If trust has its roots in these shady depths, how can we engage with ‘below surface’ productively in order to consciously work on trust? It is interesting to note that ‘unmasking’ – ‘show me who you really are’, as one participant put it – was seen as important. Does that mean that if everyone in an organisation was to remove their mask, trust would automatically be deepened? The simple answer is no, but to understand why, we need to look more closely at the function of masks.

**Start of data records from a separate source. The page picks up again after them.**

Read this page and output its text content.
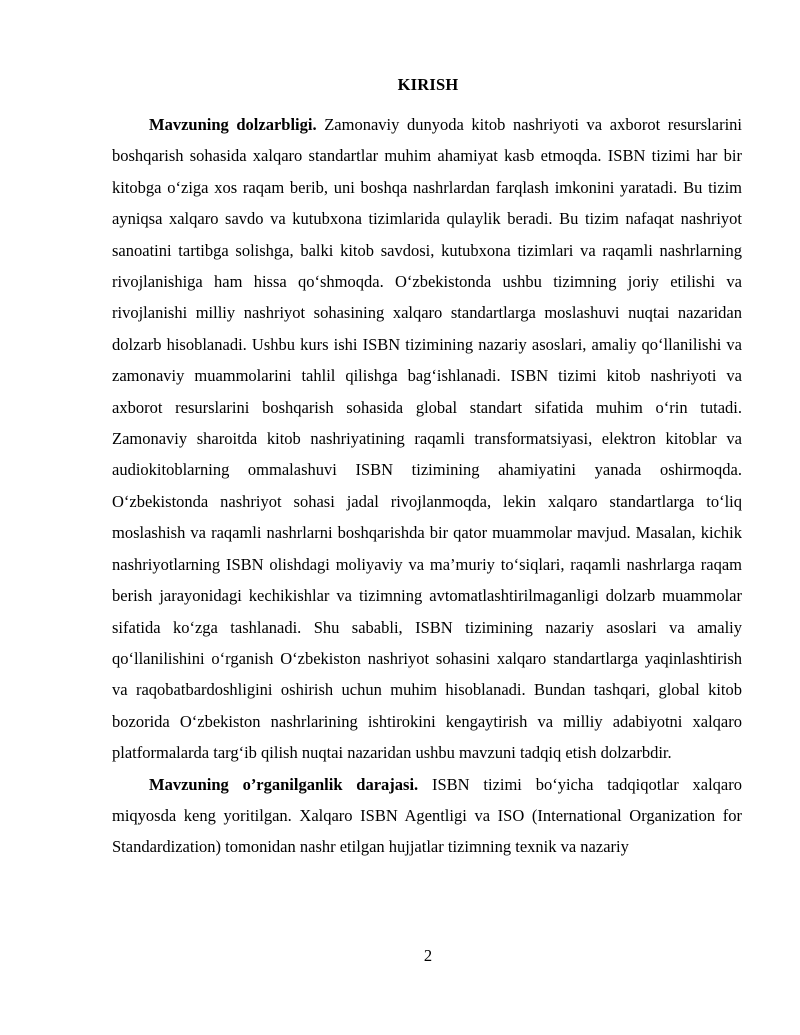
KIRISH

Mavzuning dolzarbligi. Zamonaviy dunyoda kitob nashriyoti va axborot resurslarini boshqarish sohasida xalqaro standartlar muhim ahamiyat kasb etmoqda. ISBN tizimi har bir kitobga o‘ziga xos raqam berib, uni boshqa nashrlardan farqlash imkonini yaratadi. Bu tizim ayniqsa xalqaro savdo va kutubxona tizimlarida qulaylik beradi. Bu tizim nafaqat nashriyot sanoatini tartibga solishga, balki kitob savdosi, kutubxona tizimlari va raqamli nashrlarning rivojlanishiga ham hissa qo‘shmoqda. O‘zbekistonda ushbu tizimning joriy etilishi va rivojlanishi milliy nashriyot sohasining xalqaro standartlarga moslashuvi nuqtai nazaridan dolzarb hisoblanadi. Ushbu kurs ishi ISBN tizimining nazariy asoslari, amaliy qo‘llanilishi va zamonaviy muammolarini tahlil qilishga bag‘ishlanadi. ISBN tizimi kitob nashriyoti va axborot resurslarini boshqarish sohasida global standart sifatida muhim o‘rin tutadi. Zamonaviy sharoitda kitob nashriyatining raqamli transformatsiyasi, elektron kitoblar va audiokitoblarning ommalashuvi ISBN tizimining ahamiyatini yanada oshirmoqda. O‘zbekistonda nashriyot sohasi jadal rivojlanmoqda, lekin xalqaro standartlarga to‘liq moslashish va raqamli nashrlarni boshqarishda bir qator muammolar mavjud. Masalan, kichik nashriyotlarning ISBN olishdagi moliyaviy va ma’muriy to‘siqlari, raqamli nashrlarga raqam berish jarayonidagi kechikishlar va tizimning avtomatlashtirilmaganligi dolzarb muammolar sifatida ko‘zga tashlanadi. Shu sababli, ISBN tizimining nazariy asoslari va amaliy qo‘llanilishini o‘rganish O‘zbekiston nashriyot sohasini xalqaro standartlarga yaqinlashtirish va raqobatbardoshligini oshirish uchun muhim hisoblanadi. Bundan tashqari, global kitob bozorida O‘zbekiston nashrlarining ishtirokini kengaytirish va milliy adabiyotni xalqaro platformalarda targ‘ib qilish nuqtai nazaridan ushbu mavzuni tadqiq etish dolzarbdir.

Mavzuning o’rganilganlik darajasi. ISBN tizimi bo‘yicha tadqiqotlar xalqaro miqyosda keng yoritilgan. Xalqaro ISBN Agentligi va ISO (International Organization for Standardization) tomonidan nashr etilgan hujjatlar tizimning texnik va nazariy

2
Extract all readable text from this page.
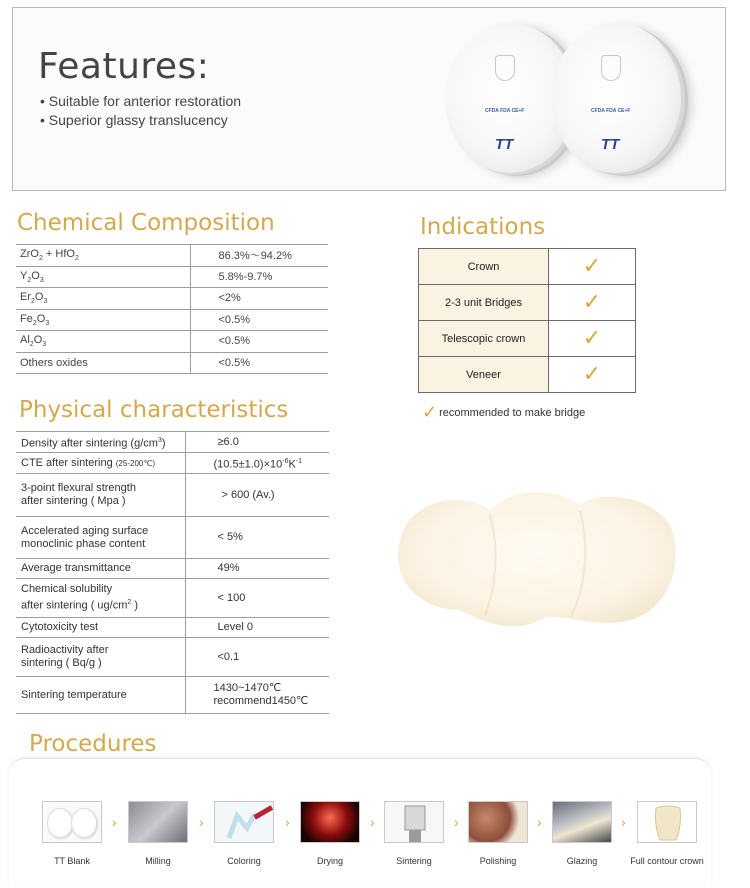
Features:
• Suitable for anterior restoration
• Superior glassy translucency
CFDA FDA CE+F
TT
CFDA FDA CE+F
TT
Chemical Composition
ZrO$_2$ + HfO$_2$	86.3%～94.2%
$Y_2O_3$	5.8%-9.7%
$Er_2O_3$	<2%
$Fe_2O_3$	<0.5%
$Al_2O_3$	<0.5%
Others oxides	<0.5%
Indications
Crown	✓
2-3 unit Bridges	✓
Telescopic crown	✓
Veneer	✓
✓ recommended to make bridge
Physical characteristics
Density after sintering $(g/cm^3)$	≥6.0
CTE after sintering (25-200℃)	$(10.5\pm 1.0)\times 10^{-6}K^{-1}$
3-point flexural strength
after sintering ( Mpa )	> 600 (Av.)
Accelerated aging surface
monoclinic phase content	< 5%
Average transmittance	49%
Chemical solubility
after sintering ( $ug/cm^2$ )	< 100
Cytotoxicity test	Level 0
Radioactivity after
sintering ( Bq/g )	<0.1
Sintering temperature	1430~1470℃
recommend1450℃
Procedures
TT Blank
›
Milling
›
Coloring
›
Drying
›
Sintering
›
Polishing
›
Glazing
›
Full contour crown
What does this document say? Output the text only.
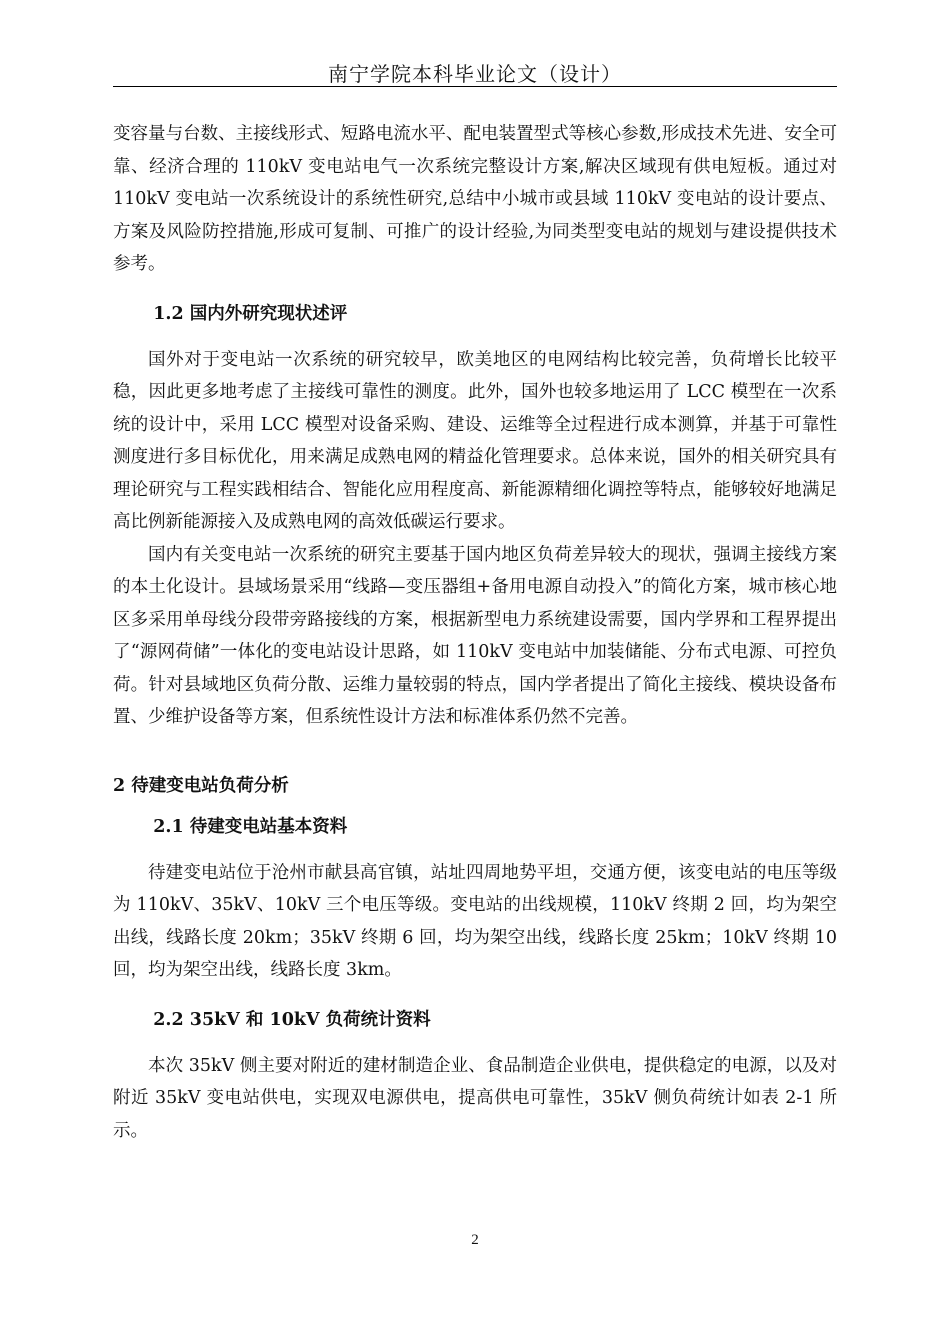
南宁学院本科毕业论文（设计）

变容量与台数、主接线形式、短路电流水平、配电装置型式等核心参数,形成技术先进、安全可靠、经济合理的 110kV 变电站电气一次系统完整设计方案,解决区域现有供电短板。通过对 110kV 变电站一次系统设计的系统性研究,总结中小城市或县域 110kV 变电站的设计要点、方案及风险防控措施,形成可复制、可推广的设计经验,为同类型变电站的规划与建设提供技术参考。

1.2 国内外研究现状述评

国外对于变电站一次系统的研究较早，欧美地区的电网结构比较完善，负荷增长比较平稳，因此更多地考虑了主接线可靠性的测度。此外，国外也较多地运用了 LCC 模型在一次系统的设计中，采用 LCC 模型对设备采购、建设、运维等全过程进行成本测算，并基于可靠性测度进行多目标优化，用来满足成熟电网的精益化管理要求。总体来说，国外的相关研究具有理论研究与工程实践相结合、智能化应用程度高、新能源精细化调控等特点，能够较好地满足高比例新能源接入及成熟电网的高效低碳运行要求。

国内有关变电站一次系统的研究主要基于国内地区负荷差异较大的现状，强调主接线方案的本土化设计。县域场景采用“线路—变压器组+备用电源自动投入”的简化方案，城市核心地区多采用单母线分段带旁路接线的方案，根据新型电力系统建设需要，国内学界和工程界提出了“源网荷储”一体化的变电站设计思路，如 110kV 变电站中加装储能、分布式电源、可控负荷。针对县域地区负荷分散、运维力量较弱的特点，国内学者提出了简化主接线、模块设备布置、少维护设备等方案，但系统性设计方法和标准体系仍然不完善。

2 待建变电站负荷分析
2.1 待建变电站基本资料

待建变电站位于沧州市献县高官镇，站址四周地势平坦，交通方便，该变电站的电压等级为 110kV、35kV、10kV 三个电压等级。变电站的出线规模，110kV 终期 2 回，均为架空出线，线路长度 20km；35kV 终期 6 回，均为架空出线，线路长度 25km；10kV 终期 10 回，均为架空出线，线路长度 3km。

2.2 35kV 和 10kV 负荷统计资料

本次 35kV 侧主要对附近的建材制造企业、食品制造企业供电，提供稳定的电源，以及对附近 35kV 变电站供电，实现双电源供电，提高供电可靠性，35kV 侧负荷统计如表 2-1 所示。

2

To appreciate just how important masks are, consider the root of the English word ‘person’, which derives from the ancient Etruscan, pre-Latin word ‘persu’, meaning ‘mask’. In other words, masks can be seen as being woven into the fabric of personhood. To my mind, masks are a condensed, simplified version of ourselves that others can interact with – a human user interface that hides millions of lines of ‘below surface’ code. Direct contact with that code, (or to be more literal, the unconscious processes that constantly underlie conscious thought) would leave others thoroughly disorientated. In this sense, masks perform an essential function: they filter what we show to the world, and we could not exist in the world without them.
The problem is, most of us are not aware that we wear a mask in the first place. If we are aware of it, it’s unlikely that we have much sense of how it appears to others, or the impact it has on them. This matters, because in becoming aware of our own masks, we can start to learn the difference between the mask itself and the ‘below surface’ internal processes that it conceals. This awareness helps us make better, more informed choices about the kind of mask we wear, how we choose to adapt it, or when we choose to reveal more of what’s beneath.
Relating this notion back to organisations, rather than dispensing with masks altogether, the question might be something like this. How can leaders create the conditions in which their teams can, when required, lift their masks just enough to engage in productive conversation about the ‘below surface’ forces that drive such crucial commodities as trust, while at the same time, keeping masks in place in order to facilitate ongoing ‘above surface’ function?
Crisis and change often rupture long-established boundaries between ‘above’ and ‘below’, and may in the process, forcibly, and explosively remove masks. The effect of that is likely to be traumatic, particularly if there has been no groundwork, and managing the resultant damage may be time-consuming and costly. By contrast, connecting ‘above’ and ‘below’ reveals a more comprehensive picture of all the forces at play in an organisation, enabling leaders to understand what drives things like trust, to discover the obstacles that erode it, and to develop the processes needed to strengthen it.
To engage with these ‘below surface’ forces productively, and to emerge with a focussed plan that enhances ‘above surface’ function requires time, well-structured space, and skilful facilitation. Organisations that structure in this kind of work not only engage more effectively with trust, but other key ‘below surface’ forces, such as identity, belonging and culture. While bringing together both ‘above’ and ‘below’ can sometimes be challenging, it can lead to tangible breakthroughs, and help build more effective, communicative, creative and healthier teams.
Dr Tom Cotton
Founder, Mind Environment,
5th December 2020
1McGilchrist, I (2009) The Master and his Emissary: The Divided Brain and the Making of the Western World. Yale University Press.